Did Rep. Hinojosa Get a Free Pass on Biased Wikipedia Edits?
This weekend, former Tacitus and RedState blogger Josh Treviño asked over Twitter:
Do you think Rep. Rubén Hinojosa (D-TX-15) had his staff edit his own Wikipedia entry? So blatant: http://bit.ly/TSbMm
The answer is yes, and yes it is and I see what could be regarded as something of a double-standard here. First of all, Hinojosa's congressional staff was quite up front about editing the page in the first place, when they contributed from a House-registered IP address in early 2008:
I am a staffer for Congressman Hinojosa in his Washington office and have found some mistakes. We have edited them and added the official biography from our website. If there are questions, please [sic]

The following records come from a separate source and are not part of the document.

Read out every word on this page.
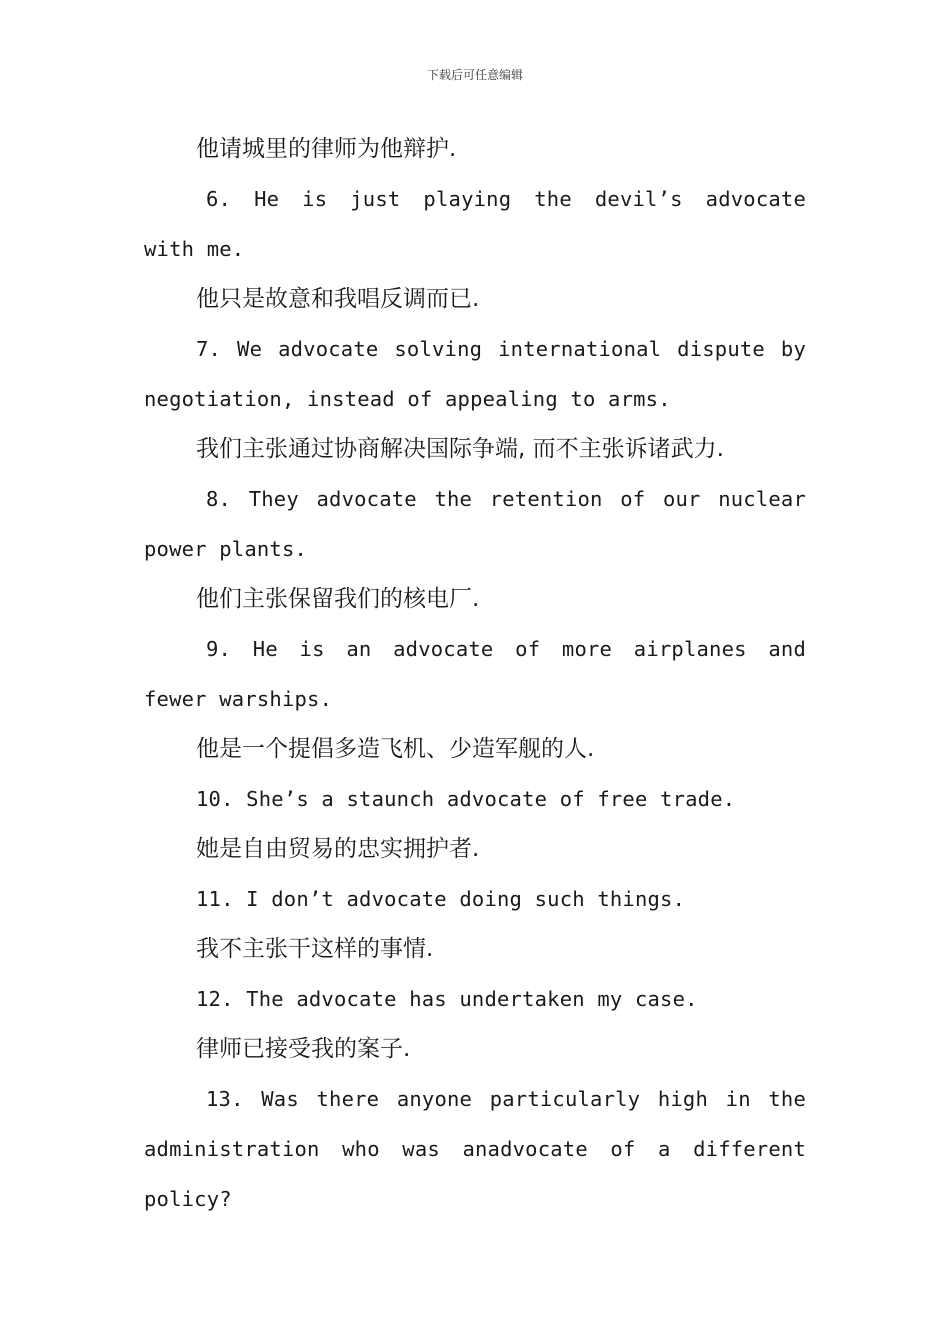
下载后可任意编辑
他请城里的律师为他辩护.
6. He is just playing the devil’s advocate
with me.
他只是故意和我唱反调而已.
7. We advocate solving international dispute by
negotiation, instead of appealing to arms.
我们主张通过协商解决国际争端, 而不主张诉诸武力.
8. They advocate the retention of our nuclear
power plants.
他们主张保留我们的核电厂.
9. He is an advocate of more airplanes and
fewer warships.
他是一个提倡多造飞机、少造军舰的人.
10. She’s a staunch advocate of free trade.
她是自由贸易的忠实拥护者.
11. I don’t advocate doing such things.
我不主张干这样的事情.
12. The advocate has undertaken my case.
律师已接受我的案子.
13. Was there anyone particularly high in the
administration who was anadvocate of a different
policy?
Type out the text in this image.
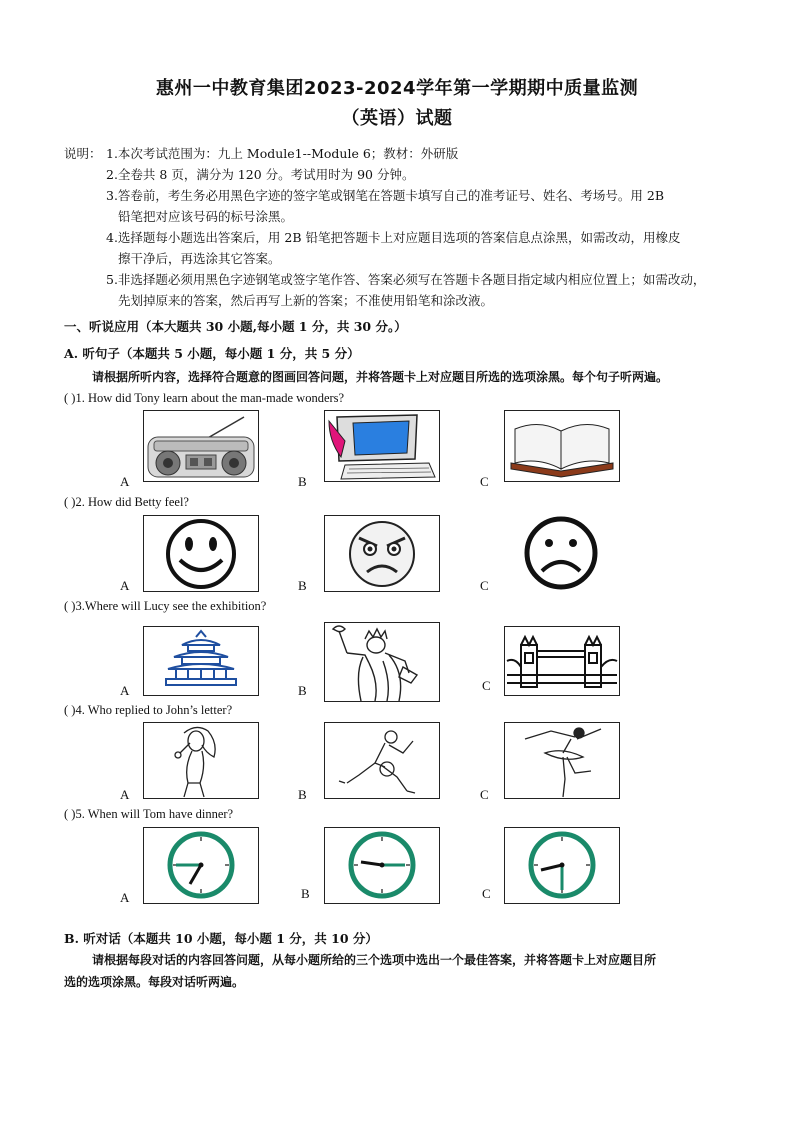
惠州一中教育集团2023-2024学年第一学期期中质量监测
（英语）试题
说明： 1.本次考试范围为：九上 Module1--Module 6；教材：外研版
2.全卷共 8 页，满分为 120 分。考试用时为 90 分钟。
3.答卷前，考生务必用黑色字迹的签字笔或钢笔在答题卡填写自己的准考证号、姓名、考场号。用 2B
铅笔把对应该号码的标号涂黑。
4.选择题每小题选出答案后，用 2B 铅笔把答题卡上对应题目选项的答案信息点涂黑，如需改动，用橡皮
擦干净后，再选涂其它答案。
5.非选择题必须用黑色字迹钢笔或签字笔作答、答案必须写在答题卡各题目指定域内相应位置上；如需改动，
先划掉原来的答案，然后再写上新的答案；不准使用铅笔和涂改液。
一、听说应用（本大题共 30 小题,每小题 1 分，共 30 分。）
A. 听句子（本题共 5 小题，每小题 1 分，共 5 分）
请根据所听内容，选择符合题意的图画回答问题，并将答题卡上对应题目所选的选项涂黑。每个句子听两遍。
( )1. How did Tony learn about the man-made wonders?
A	B	C
( )2. How did Betty feel?
A	B	C
( )3.Where will Lucy see the exhibition?
A	B	C
( )4. Who replied to John’s letter?
A	B	C
( )5. When will Tom have dinner?
A	B	C
B. 听对话（本题共 10 小题，每小题 1 分，共 10 分）
请根据每段对话的内容回答问题，从每小题所给的三个选项中选出一个最佳答案，并将答题卡上对应题目所
选的选项涂黑。每段对话听两遍。
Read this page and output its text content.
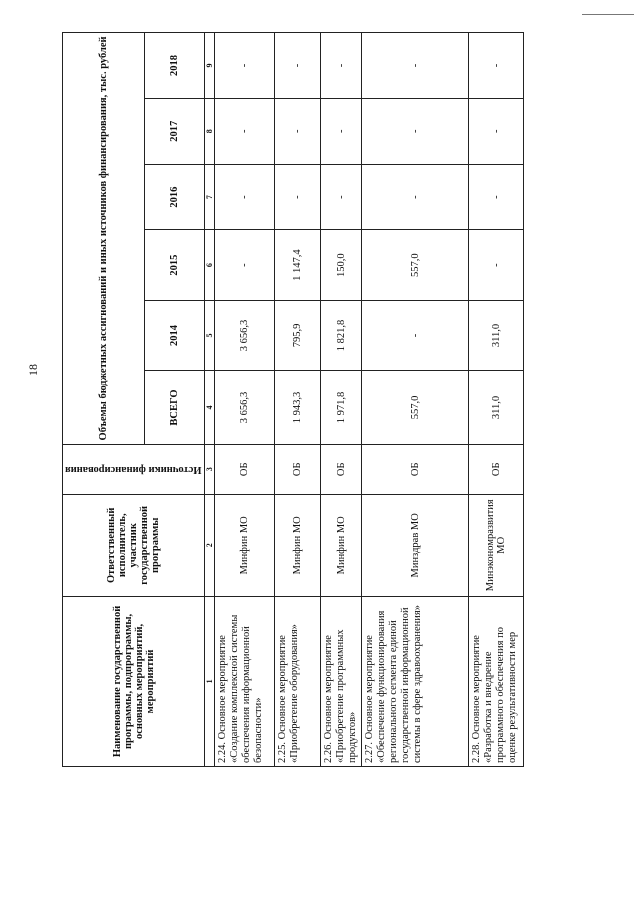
18
Наименование государственной программы, подпрограммы, основных мероприятий, мероприятий	Ответственный исполнитель, участник государственной программы	Источники финансирования	Объемы бюджетных ассигнований и иных источников финансирования, тыс. рублей					
			ВСЕГО	2014	2015	2016	2017	2018
1	2	3	4	5	6	7	8	9
2.24. Основное мероприятие «Создание комплексной системы обеспечения информационной безопасности»	Минфин МО	ОБ	3 656,3	3 656,3	-	-	-	-
2.25. Основное мероприятие «Приобретение оборудования»	Минфин МО	ОБ	1 943,3	795,9	1 147,4	-	-	-
2.26. Основное мероприятие «Приобретение программных продуктов»	Минфин МО	ОБ	1 971,8	1 821,8	150,0	-	-	-
2.27. Основное мероприятие «Обеспечение функционирования регионального сегмента единой государственной информационной системы в сфере здравоохранения»	Минздрав МО	ОБ	557,0	-	557,0	-	-	-
2.28. Основное мероприятие «Разработка и внедрение программного обеспечения по оценке результативности мер	Минэкономразвития МО	ОБ	311,0	311,0	-	-	-	-
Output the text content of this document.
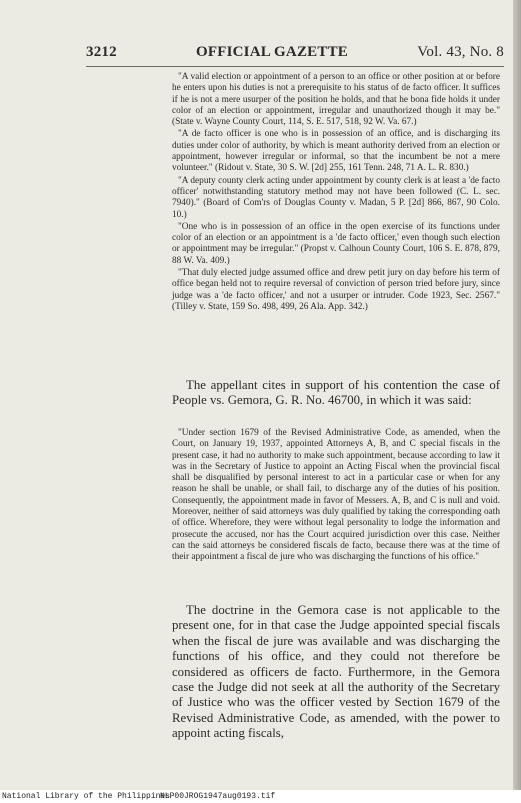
3212	OFFICIAL GAZETTE	Vol. 43, No. 8

"A valid election or appointment of a person to an office or other position at or before he enters upon his duties is not a prerequisite to his status of de facto officer. It suffices if he is not a mere usurper of the position he holds, and that he bona fide holds it under color of an election or appointment, irregular and unauthorized though it may be." (State v. Wayne County Court, 114, S. E. 517, 518, 92 W. Va. 67.)

"A de facto officer is one who is in possession of an office, and is discharging its duties under color of authority, by which is meant authority derived from an election or appointment, however irregular or informal, so that the incumbent be not a mere volunteer." (Ridout v. State, 30 S. W. [2d] 255, 161 Tenn. 248, 71 A. L. R. 830.)

"A deputy county clerk acting under appointment by county clerk is at least a 'de facto officer' notwithstanding statutory method may not have been followed (C. L. sec. 7940)." (Board of Com'rs of Douglas County v. Madan, 5 P. [2d] 866, 867, 90 Colo. 10.)

"One who is in possession of an office in the open exercise of its functions under color of an election or an appointment is a 'de facto officer,' even though such election or appointment may be irregular." (Propst v. Calhoun County Court, 106 S. E. 878, 879, 88 W. Va. 409.)

"That duly elected judge assumed office and drew petit jury on day before his term of office began held not to require reversal of conviction of person tried before jury, since judge was a 'de facto officer,' and not a usurper or intruder. Code 1923, Sec. 2567." (Tilley v. State, 159 So. 498, 499, 26 Ala. App. 342.)

The appellant cites in support of his contention the case of People vs. Gemora, G. R. No. 46700, in which it was said:

"Under section 1679 of the Revised Administrative Code, as amended, when the Court, on January 19, 1937, appointed Attorneys A, B, and C special fiscals in the present case, it had no authority to make such appointment, because according to law it was in the Secretary of Justice to appoint an Acting Fiscal when the provincial fiscal shall be disqualified by personal interest to act in a particular case or when for any reason he shall be unable, or shall fail, to discharge any of the duties of his position. Consequently, the appointment made in favor of Messers. A, B, and C is null and void. Moreover, neither of said attorneys was duly qualified by taking the corresponding oath of office. Wherefore, they were without legal personality to lodge the information and prosecute the accused, nor has the Court acquired jurisdiction over this case. Neither can the said attorneys be considered fiscals de facto, because there was at the time of their appointment a fiscal de jure who was discharging the functions of his office."

The doctrine in the Gemora case is not applicable to the present one, for in that case the Judge appointed special fiscals when the fiscal de jure was available and was discharging the functions of his office, and they could not therefore be considered as officers de facto. Furthermore, in the Gemora case the Judge did not seek at all the authority of the Secretary of Justice who was the officer vested by Section 1679 of the Revised Administrative Code, as amended, with the power to appoint acting fiscals,

National Library of the Philippines
NLP00JROG1947aug0193.tif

Not unlike Twitter, you only get so many characters to explain your edit in the edit summary. This was not a bad way to go about it, although another editor left this note on the Talk page associated with the IP address for the Hinojosa staffer:

The edit was constructive in the sense that it did not delete unfavorable information from the page. At least, not all that unfavorable. For example, they changed
Finally in 2002 he was elected once again after running unopposed.
to
Finally in 2002 he was elected once again.
which it's debatable whether this is even the right phrasing, but there is no question they removed (what may or may not be relevant) context.
However, I am not sure why adding material from his official bio is "constructive" when Wikipedia explicitly forbids plagiarism. Using information from the bio would be one thing, if there was at least a citation. Instead, are a few examples from what they added:
In Congress, Rubén Hinojosa is regarded as a champion for the disadvantaged and has distinguished himself as a strong advocate for education, housing and economic development. His primary goal in Congress has been to reduce the chronic unemployment rate in regions of the district.
And:
As chairman of the Education Task Force for the Congressional Hispanic Caucus, Congressman Hinojosa ensures that federal education policy never loses sight of the youngest and fastest growing population in the country - Hispanic Americans.
And:
On the House Financial Services Committee, Congressman Hinojosa is widely recognized as a leader on issues affecting the underserved, from banking to housing.
Favorable impressions of a subject can be attributed to independent observers, but it should never presented as a true-because-Wikipedia-said-so fact. Yet as Treviño noticed, it has largely remained intact in the year-and-change since. In fact, one editor did stop by a few days later to clean it up, but only slightly.
A partisan job? Probably not -- that editor was a retired aviation engineer from Bristol, England. Nevertheless, it's worth asking whether a Republican congressional staffer making these kind of mistakes would have received the same benefit of the doubt? If one takes into account the case of former Rep. Gil Gutknecht (R-Minn.), whose staff was caught in mid-2006 making similar changes to his Wikipedia bio, this seems unlikely. Then again, the staff of former Rep. Marty Meehan (D-Mass.) was called out for doing something similar earlier that year, so the answer is not so simple.
The bottom line here is that Rep. Hinojosa's page needs some major work to bring it back in line with Wikipedia standards. If nobody gets to it soon -- and in fact the page has remained unedited for two months now -- I may just have to get in there and fix it myself.